Agreed. Thanks for looking into it :)
Why not returning `pttable` too, indicating that it is not a garbage
inside of it?
Or do you suggest that cryptsetup integration needs to be adjusted
instead?
>>>
>>> I think cryptsetup should be adjusted.
>>>
>>> Looking at the local-top script from cryptsetup-initramfs, it seems to
>>> depend rather too closely on details of both initramfs-tools and lvm2.
>>>
>>> - Why does it try to activate a volume group directly? lvm2's scripts
>>> should do that.
>>
>> The problem is that we support both setups with dm-crypt on top of lvm
>> and lvm on top of dm-crypt.

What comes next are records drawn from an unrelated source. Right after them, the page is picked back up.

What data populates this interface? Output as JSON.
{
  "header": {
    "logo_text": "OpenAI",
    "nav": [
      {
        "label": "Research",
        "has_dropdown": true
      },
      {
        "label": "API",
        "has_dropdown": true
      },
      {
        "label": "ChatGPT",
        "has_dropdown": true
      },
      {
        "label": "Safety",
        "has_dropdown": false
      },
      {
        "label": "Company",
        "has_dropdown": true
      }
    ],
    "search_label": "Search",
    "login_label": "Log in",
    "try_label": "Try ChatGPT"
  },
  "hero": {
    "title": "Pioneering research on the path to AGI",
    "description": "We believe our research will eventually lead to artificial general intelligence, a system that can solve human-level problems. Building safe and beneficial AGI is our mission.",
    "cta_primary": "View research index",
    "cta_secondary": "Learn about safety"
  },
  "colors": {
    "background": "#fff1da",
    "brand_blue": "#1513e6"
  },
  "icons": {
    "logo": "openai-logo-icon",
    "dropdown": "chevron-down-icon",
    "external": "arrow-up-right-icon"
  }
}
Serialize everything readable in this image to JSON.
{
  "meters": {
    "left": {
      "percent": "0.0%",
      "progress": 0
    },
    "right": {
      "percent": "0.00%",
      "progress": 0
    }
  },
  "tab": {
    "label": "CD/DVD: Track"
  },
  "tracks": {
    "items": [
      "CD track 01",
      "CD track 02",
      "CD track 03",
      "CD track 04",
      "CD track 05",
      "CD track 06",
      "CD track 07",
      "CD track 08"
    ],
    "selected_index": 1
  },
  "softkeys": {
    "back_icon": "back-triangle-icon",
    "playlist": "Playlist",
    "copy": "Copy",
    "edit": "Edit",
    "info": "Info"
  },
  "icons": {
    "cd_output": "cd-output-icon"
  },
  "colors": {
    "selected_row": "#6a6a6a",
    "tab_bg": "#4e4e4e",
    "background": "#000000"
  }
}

That's why we mess around with lvm directly,
>> since the lvm2 local-top script is executed after cryptroot.
>
> I guess you mean the other way around, as the /script/local-top/cryptroot
> has been running last since forever :-P As I just wrote, if
> /script/local-{top,block}/lvm2 were to depend on cryptroot, we wouldn't
> have to manually activate the device for LVM in dm-crypt setups.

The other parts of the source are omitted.